Our subject was reared to habits of industry and thrift, and, like many of the finest minds of our country, received his early education in the primitive, unpainted log cabin, with the regulation slab seats, and the writing-desk a plank attached to the wall, resting on pegs. But, while the comforts and conveniences so familiar to the modern student were not theirs, the elementary education was thorough; and it is a matter of common remark that the "old field" schools have turned out some of the greatest statesmen of the land. When the lad was old enough to work, he had only the opportunity which the winters afforded of attending school; but his natural abilities aided him, and, being observant, Mr. Klock has stored his mind with a fund of information, and even in his advanced age can hold his own with our most skilful mathematicians. He has always been a great reader, keeping himself thoroughly posted in the
current events of the day, and is especially fond of newspapers, having been a subscriber for the Albany Argus for over twenty years. His memory for incidents and occurrences is something truly wonderful, recalling readily at a moment's thought the dates of births, deaths, and marriages in his large family connection, and also those of his neighbors
and friends for over a generation.
Solomon Klock married Elizabeth Bellenger, June 16, 1831. Their only child, Irvin, died at the age of fifty-four, having married, and leaving two daughters and one son. Mrs. Elizabeth Klock died in 1833; and Mr. Klock married second Miss Larry Ann Flanders, daughter of Peter Flanders. Four children were the fruit of this marriage, namely: Myron, of Canastota, married, and has one daughter; Nancy, widow of James Weaver, mother of two daughters, at present travelling in Germany, but has her home at Saginaw, Mich.; Theron, living at home; and Iantha, wife of Gideon Stephens, contractor and farmer, of South Bay, Oneida Lake, who has two children, one son and one daughter. Mrs. Larry Ann Klock died in 1875, at the age of sixty-two, and is buried in that beautiful place of the dead, Mount
Hope Cemetery, at Canastota, N.Y. Mr. Klock has lived for some years with his son Theron on the farm, and for the last five years has enjoyed with him his present beautiful home.
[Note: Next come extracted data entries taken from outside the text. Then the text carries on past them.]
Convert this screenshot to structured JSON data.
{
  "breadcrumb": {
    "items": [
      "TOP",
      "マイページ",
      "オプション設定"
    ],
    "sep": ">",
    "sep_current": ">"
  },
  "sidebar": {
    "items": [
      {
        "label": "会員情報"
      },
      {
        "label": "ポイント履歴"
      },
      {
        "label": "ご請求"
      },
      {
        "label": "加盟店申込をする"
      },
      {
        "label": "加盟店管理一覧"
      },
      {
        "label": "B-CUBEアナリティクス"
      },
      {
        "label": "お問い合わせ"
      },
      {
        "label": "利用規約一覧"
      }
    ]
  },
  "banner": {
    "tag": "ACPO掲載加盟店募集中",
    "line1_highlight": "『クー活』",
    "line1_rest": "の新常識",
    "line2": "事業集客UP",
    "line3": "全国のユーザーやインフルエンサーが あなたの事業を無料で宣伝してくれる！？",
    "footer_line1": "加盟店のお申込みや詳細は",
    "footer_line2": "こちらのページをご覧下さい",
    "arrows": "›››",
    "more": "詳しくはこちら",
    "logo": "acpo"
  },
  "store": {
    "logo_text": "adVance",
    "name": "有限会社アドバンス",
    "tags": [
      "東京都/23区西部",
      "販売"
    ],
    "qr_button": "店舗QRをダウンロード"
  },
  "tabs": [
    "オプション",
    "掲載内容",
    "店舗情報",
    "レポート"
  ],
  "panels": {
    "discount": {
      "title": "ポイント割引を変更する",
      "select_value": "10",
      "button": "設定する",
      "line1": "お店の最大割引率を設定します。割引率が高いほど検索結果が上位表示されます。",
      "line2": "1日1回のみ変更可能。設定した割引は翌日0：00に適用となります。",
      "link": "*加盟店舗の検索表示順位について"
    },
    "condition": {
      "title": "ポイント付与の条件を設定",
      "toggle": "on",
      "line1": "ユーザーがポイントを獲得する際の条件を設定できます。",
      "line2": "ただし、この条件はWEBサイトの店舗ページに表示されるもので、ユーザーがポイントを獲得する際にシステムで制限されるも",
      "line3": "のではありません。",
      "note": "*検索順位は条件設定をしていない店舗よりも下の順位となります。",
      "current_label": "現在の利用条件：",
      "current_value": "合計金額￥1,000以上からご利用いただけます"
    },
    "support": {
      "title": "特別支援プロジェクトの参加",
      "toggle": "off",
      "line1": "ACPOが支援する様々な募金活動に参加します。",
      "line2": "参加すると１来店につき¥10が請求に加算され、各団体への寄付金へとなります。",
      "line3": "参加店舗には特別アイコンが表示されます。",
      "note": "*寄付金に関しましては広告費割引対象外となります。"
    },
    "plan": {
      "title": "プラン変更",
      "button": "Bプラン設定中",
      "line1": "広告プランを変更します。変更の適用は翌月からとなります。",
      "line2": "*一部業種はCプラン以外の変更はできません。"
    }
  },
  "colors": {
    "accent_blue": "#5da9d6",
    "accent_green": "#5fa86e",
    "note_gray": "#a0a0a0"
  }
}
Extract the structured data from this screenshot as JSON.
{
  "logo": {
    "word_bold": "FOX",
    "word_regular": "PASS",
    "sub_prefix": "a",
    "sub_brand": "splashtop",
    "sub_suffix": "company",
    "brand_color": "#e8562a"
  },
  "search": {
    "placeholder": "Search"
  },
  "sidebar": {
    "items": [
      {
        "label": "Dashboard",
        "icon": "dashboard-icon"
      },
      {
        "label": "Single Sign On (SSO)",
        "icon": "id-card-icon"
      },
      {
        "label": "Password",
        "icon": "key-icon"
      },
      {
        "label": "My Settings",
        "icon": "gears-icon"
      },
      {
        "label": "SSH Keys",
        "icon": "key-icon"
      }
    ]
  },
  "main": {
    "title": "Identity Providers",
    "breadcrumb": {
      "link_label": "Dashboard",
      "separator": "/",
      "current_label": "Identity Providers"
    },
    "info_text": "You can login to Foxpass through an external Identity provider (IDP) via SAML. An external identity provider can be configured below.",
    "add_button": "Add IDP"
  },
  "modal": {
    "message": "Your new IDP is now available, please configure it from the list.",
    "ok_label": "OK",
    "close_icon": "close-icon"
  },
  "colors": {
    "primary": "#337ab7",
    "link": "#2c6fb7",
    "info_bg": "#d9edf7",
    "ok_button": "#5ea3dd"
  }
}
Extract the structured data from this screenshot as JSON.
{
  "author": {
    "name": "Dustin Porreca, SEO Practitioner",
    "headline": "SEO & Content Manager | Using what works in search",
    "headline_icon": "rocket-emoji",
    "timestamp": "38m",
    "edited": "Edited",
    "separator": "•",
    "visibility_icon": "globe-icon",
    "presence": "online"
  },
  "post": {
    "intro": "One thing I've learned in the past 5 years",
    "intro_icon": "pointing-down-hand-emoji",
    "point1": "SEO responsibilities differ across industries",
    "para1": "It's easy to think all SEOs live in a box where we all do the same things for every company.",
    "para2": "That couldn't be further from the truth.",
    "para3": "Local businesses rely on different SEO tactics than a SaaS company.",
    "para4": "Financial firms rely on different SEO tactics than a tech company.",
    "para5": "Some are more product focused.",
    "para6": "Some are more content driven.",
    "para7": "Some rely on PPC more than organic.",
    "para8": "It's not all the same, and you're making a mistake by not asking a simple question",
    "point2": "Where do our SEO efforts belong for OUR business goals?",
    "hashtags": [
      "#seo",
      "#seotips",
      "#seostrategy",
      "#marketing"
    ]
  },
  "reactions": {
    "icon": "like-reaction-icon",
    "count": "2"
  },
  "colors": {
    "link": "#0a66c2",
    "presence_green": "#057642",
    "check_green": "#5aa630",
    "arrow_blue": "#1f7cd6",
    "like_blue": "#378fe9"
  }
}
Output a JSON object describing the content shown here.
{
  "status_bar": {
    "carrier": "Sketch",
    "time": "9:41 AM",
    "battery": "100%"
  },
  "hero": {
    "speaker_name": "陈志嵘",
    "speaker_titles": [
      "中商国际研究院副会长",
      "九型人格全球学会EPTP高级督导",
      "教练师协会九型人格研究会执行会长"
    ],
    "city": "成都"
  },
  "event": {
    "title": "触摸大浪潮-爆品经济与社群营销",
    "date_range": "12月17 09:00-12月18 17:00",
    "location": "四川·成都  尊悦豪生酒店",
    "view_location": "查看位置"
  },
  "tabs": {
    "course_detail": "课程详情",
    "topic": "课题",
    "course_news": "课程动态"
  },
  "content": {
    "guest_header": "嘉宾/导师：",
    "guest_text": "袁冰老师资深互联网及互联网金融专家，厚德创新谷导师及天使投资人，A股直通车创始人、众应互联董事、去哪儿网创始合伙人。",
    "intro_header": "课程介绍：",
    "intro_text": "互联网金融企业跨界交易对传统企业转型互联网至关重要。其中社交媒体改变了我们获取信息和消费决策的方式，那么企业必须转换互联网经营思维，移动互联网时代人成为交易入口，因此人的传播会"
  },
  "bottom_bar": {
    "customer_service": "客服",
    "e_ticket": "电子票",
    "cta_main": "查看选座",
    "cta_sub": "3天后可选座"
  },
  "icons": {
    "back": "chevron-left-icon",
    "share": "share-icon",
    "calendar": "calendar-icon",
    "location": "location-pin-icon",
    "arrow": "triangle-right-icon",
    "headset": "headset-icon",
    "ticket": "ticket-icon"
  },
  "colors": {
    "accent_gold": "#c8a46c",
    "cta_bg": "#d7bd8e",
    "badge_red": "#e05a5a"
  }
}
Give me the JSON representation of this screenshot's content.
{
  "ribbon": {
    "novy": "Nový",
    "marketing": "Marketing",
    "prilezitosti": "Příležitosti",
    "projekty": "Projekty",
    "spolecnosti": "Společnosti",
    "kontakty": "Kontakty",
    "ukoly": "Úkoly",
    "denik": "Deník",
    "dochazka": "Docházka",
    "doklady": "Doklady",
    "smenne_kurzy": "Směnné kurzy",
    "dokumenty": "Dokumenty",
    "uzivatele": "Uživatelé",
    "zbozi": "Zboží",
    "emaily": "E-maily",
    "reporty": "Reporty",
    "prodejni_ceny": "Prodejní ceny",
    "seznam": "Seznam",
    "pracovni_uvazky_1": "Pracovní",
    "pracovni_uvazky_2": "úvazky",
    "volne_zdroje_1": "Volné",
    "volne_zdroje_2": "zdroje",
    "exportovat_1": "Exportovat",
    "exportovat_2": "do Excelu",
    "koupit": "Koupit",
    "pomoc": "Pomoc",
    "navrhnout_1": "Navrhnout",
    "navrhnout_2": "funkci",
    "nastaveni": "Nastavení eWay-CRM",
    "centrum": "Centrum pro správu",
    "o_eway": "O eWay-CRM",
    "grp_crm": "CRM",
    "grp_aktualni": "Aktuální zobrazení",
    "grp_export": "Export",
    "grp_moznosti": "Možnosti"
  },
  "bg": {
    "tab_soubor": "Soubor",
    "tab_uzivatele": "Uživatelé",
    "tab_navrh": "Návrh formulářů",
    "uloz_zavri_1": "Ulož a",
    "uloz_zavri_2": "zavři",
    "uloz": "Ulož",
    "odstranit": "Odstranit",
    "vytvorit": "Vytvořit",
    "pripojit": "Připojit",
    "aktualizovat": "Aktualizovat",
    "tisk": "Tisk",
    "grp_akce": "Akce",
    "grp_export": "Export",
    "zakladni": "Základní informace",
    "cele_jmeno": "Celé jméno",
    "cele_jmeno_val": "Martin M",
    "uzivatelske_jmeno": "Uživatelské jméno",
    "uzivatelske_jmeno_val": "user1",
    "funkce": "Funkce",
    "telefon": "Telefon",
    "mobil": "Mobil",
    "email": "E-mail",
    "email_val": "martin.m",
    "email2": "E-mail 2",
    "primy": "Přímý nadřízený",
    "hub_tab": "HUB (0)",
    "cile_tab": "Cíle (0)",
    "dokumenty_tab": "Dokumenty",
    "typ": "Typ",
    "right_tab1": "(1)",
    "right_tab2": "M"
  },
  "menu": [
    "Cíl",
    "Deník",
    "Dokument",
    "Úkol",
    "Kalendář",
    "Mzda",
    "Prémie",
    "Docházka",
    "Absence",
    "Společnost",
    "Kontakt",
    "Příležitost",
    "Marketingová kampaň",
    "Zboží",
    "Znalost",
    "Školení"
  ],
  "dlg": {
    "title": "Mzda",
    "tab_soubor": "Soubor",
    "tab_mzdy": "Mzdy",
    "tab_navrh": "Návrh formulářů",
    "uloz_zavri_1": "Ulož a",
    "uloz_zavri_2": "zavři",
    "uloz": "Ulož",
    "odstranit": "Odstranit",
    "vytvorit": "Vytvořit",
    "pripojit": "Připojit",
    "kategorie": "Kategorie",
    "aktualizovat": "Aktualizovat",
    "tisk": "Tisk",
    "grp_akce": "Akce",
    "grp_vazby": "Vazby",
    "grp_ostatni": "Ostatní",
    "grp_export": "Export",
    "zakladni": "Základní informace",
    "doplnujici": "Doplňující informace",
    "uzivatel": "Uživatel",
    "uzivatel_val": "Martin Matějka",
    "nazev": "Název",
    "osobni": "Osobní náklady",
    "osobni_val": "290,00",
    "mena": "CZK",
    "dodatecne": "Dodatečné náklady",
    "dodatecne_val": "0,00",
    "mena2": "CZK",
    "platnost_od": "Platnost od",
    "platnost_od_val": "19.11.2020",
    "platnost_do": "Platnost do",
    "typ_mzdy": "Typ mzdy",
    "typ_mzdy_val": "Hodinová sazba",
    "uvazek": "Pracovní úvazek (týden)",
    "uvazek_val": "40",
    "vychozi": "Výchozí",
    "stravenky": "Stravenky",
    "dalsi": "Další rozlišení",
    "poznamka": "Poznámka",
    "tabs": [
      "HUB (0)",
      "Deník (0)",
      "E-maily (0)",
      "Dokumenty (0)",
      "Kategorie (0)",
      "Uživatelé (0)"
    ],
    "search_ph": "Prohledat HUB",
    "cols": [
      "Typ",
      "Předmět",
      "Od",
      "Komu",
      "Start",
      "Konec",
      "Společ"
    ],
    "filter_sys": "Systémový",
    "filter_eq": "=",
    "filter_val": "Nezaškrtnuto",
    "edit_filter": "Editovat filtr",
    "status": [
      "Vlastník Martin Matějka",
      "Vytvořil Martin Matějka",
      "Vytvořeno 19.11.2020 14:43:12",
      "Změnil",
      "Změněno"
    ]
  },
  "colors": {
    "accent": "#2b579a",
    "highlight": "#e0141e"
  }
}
Theron Klock, son of Solomon, was born in the town of Stockbridge in 1837, and, when he was eleven years of age, removed with his father to the excellent farm of one hundred and eighty-six acres near Wampsville, now his home. He was married December 3, 1862, to Mary E. Stebbins, daughter of John and Fanny (Leach) Stebbins, both of Augusta,
Oneida County. Mr. and Mrs. Klock have one daughter, Laura, wife of James A. Gregg, of Oneida. One daughter, Mabel, has been born to Mr. and Mrs. Gregg. Mrs. Klock's aged mother of seventy-seven years is a widow in Oneida, having buried her husband in October, 1881, at the age of seventy-five years. Democratic in politics, and Presbyterian in religion, Mr. Solomon Klock and his son preserve the traditions and faith of their ancestors in party and church.